Traditionally the Computer Game has had the production form of the motion picture. This is fine if you have 20 million dollars to spend. If you don’t, then you should consider doing what TV-studios have been doing for at least 50 years – you should go episodic. But you have to do it right.
The Episodic Game was the new black in 2006. Tell Tale Games re-launched Sam & Max in an episodic form. Valve continued Half Life 2 as episodes and SiN, an old first person shooter, was reborn as SiN Episodes. But come 2007, and no one talked about episodic games anymore. SiN, episode 2 was never released, and we are still waiting for Half Life 2, episode 3. American McGee tried the format with American McGee’s Grimm, but failed miserably. Tell Tale Games have expanded their range of episodic games, but they among the very few companies to do this.
The reason why Tell Tale Games succeeds in this while the others fail is very simple: they have adopted the production form of a TV-series. And they understand one single thing: just as a TV-series is NOT a movie cut into small pieces, an episodic game is NOT a traditional game cut into small pieces.
The production form of a movie and a TV-series is very different. The obvious difference is that a movie runs around 110 minutes, while a single season of a TV-series (like Lost) runs around 16 hours. A movie easily costs around 20 million $, while an episode of Lost costs around 2 million $. A typical hour-episode lasts app. 40 minutes. In other words: a movie costs around 200000 $ per minute, while a high profile TV-series costs around 40000 $ per minute.
It costs a lot of money to start a TV-series.
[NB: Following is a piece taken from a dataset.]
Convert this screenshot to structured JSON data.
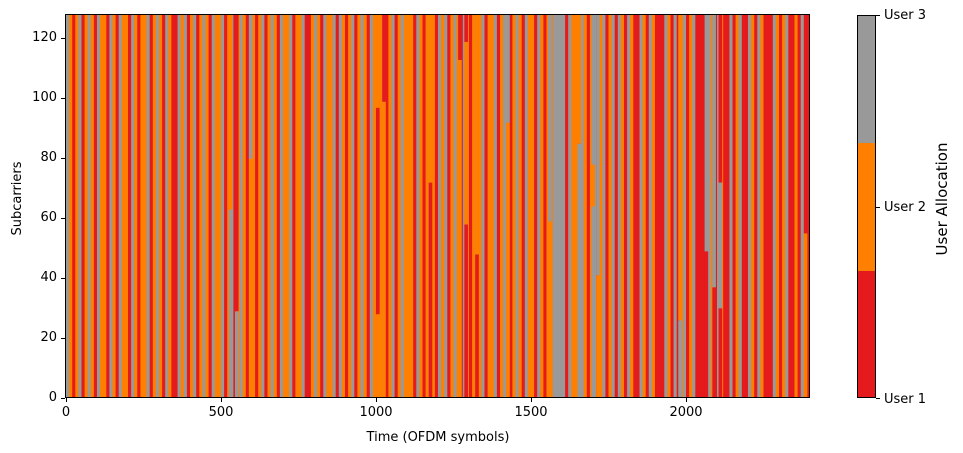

The pilot of Lost cost 10 million $ (the one of most expensive pilots ever) – about half the budget of a standard movie. If the networks don’t pick up the show, then the money is wasted; if they do up, however, the “machine” has been built and it becomes cheaper and cheaper to use.
While you essentially chuck everything when you've finished making a movie, the whole idea of a TV-series is that you can reuse the cast and the locations – in the long run this makes the production a lot cheaper. Once you have built a set, it becomes very cheap to use it again. Think of a sitcom like Friends: most episodes have a cast list of less than 10 – the 6 main characters and a couple of guest stars. The number of locations is limited to 4 or 5 – the two apartments, the café and 1 or 2 extra locations. Lost has more locations and more characters in each episode – but just as in Friends there are very few new locations and characters.
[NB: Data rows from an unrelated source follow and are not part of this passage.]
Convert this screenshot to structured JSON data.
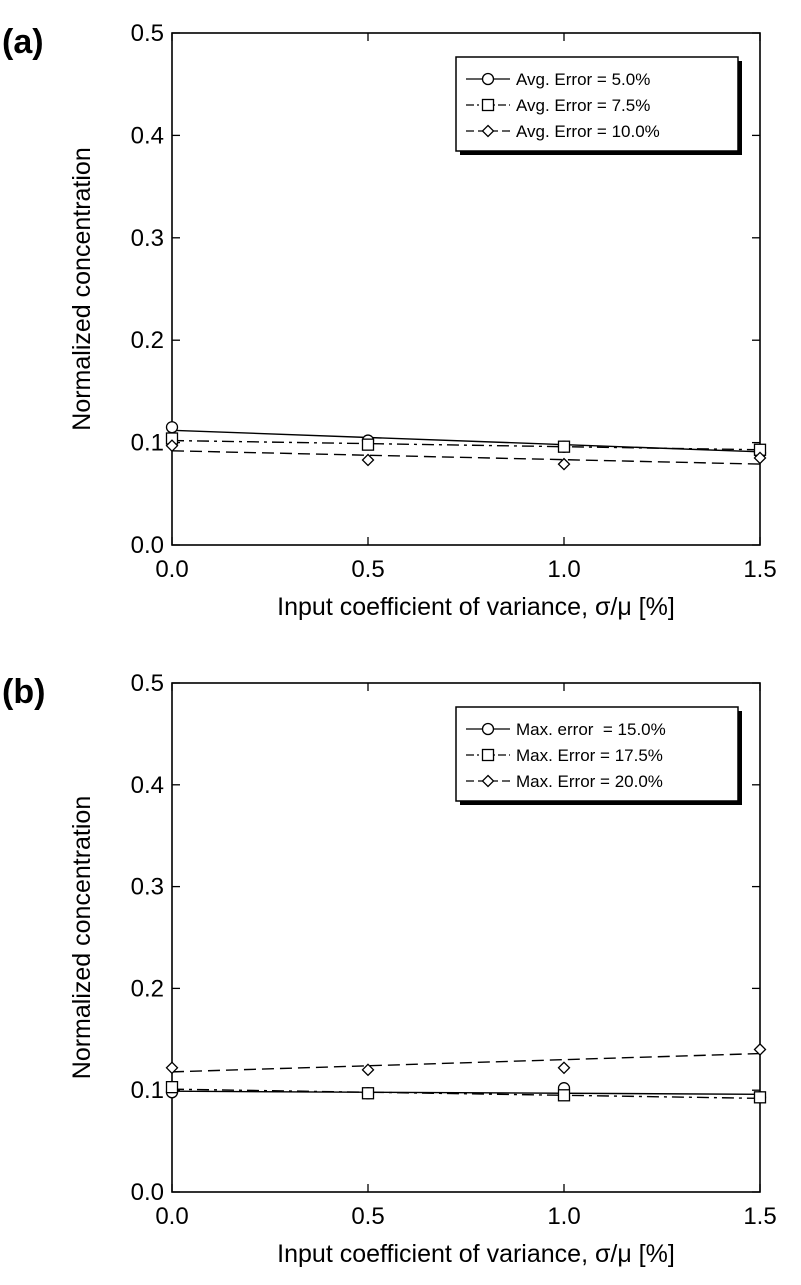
{
  "chart_data": [
    {
      "type": "line",
      "panel_label": "(a)",
      "xlabel": "Input coefficient of variance, σ/μ [%]",
      "ylabel": "Normalized concentration",
      "xlim": [
        0.0,
        1.5
      ],
      "ylim": [
        0.0,
        0.5
      ],
      "x_ticks": [
        "0.0",
        "0.5",
        "1.0",
        "1.5"
      ],
      "y_ticks": [
        "0.0",
        "0.1",
        "0.2",
        "0.3",
        "0.4",
        "0.5"
      ],
      "grid": false,
      "legend_position": "top-right",
      "series": [
        {
          "name": "Avg. Error = 5.0%",
          "marker": "circle",
          "line": "solid",
          "x": [
            0.0,
            0.5,
            1.0,
            1.5
          ],
          "y": [
            0.115,
            0.102,
            0.096,
            0.09
          ],
          "fit": [
            0.112,
            0.091
          ]
        },
        {
          "name": "Avg. Error = 7.5%",
          "marker": "square",
          "line": "dashdot",
          "x": [
            0.0,
            0.5,
            1.0,
            1.5
          ],
          "y": [
            0.104,
            0.098,
            0.096,
            0.093
          ],
          "fit": [
            0.102,
            0.093
          ]
        },
        {
          "name": "Avg. Error = 10.0%",
          "marker": "diamond",
          "line": "dashed",
          "x": [
            0.0,
            0.5,
            1.0,
            1.5
          ],
          "y": [
            0.097,
            0.083,
            0.079,
            0.085
          ],
          "fit": [
            0.092,
            0.079
          ]
        }
      ]
    },
    {
      "type": "line",
      "panel_label": "(b)",
      "xlabel": "Input coefficient of variance, σ/μ [%]",
      "ylabel": "Normalized concentration",
      "xlim": [
        0.0,
        1.5
      ],
      "ylim": [
        0.0,
        0.5
      ],
      "x_ticks": [
        "0.0",
        "0.5",
        "1.0",
        "1.5"
      ],
      "y_ticks": [
        "0.0",
        "0.1",
        "0.2",
        "0.3",
        "0.4",
        "0.5"
      ],
      "grid": false,
      "legend_position": "top-right",
      "series": [
        {
          "name": "Max. error  = 15.0%",
          "marker": "circle",
          "line": "solid",
          "x": [
            0.0,
            0.5,
            1.0,
            1.5
          ],
          "y": [
            0.098,
            0.097,
            0.102,
            0.093
          ],
          "fit": [
            0.099,
            0.096
          ]
        },
        {
          "name": "Max. Error = 17.5%",
          "marker": "square",
          "line": "dashdot",
          "x": [
            0.0,
            0.5,
            1.0,
            1.5
          ],
          "y": [
            0.103,
            0.097,
            0.095,
            0.093
          ],
          "fit": [
            0.101,
            0.092
          ]
        },
        {
          "name": "Max. Error = 20.0%",
          "marker": "diamond",
          "line": "dashed",
          "x": [
            0.0,
            0.5,
            1.0,
            1.5
          ],
          "y": [
            0.122,
            0.12,
            0.122,
            0.14
          ],
          "fit": [
            0.118,
            0.136
          ]
        }
      ]
    }
  ]
}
I think that a lot of this translates easily into computer games. But you have to respect the format– episodic games are NOT full games cut into small pieces.
I think that Half Life 2, episode 1, 2 and (hopefully) 3 is a full game cut into three pieces.
Some are already doing it right. The Phoenix Wright (Capcom) games are actually prime examples of the episodic game. Each game consists of a number of standalone chapters and each chapter has few locations and few characters. Blue Toad Mystery Files (Relentless Software) is an episodic game in 6 episodes, which can be downloaded from the PlayStation Network – the whole game takes place in 1 village and the characters are reused from episode to episode. And then there’s Tell Tale Games, which have released several different IP’s as episodes.
I’ll be returning to the dos and don’ts of episodic game in the future – I will be trying to set up some ground rules for the format.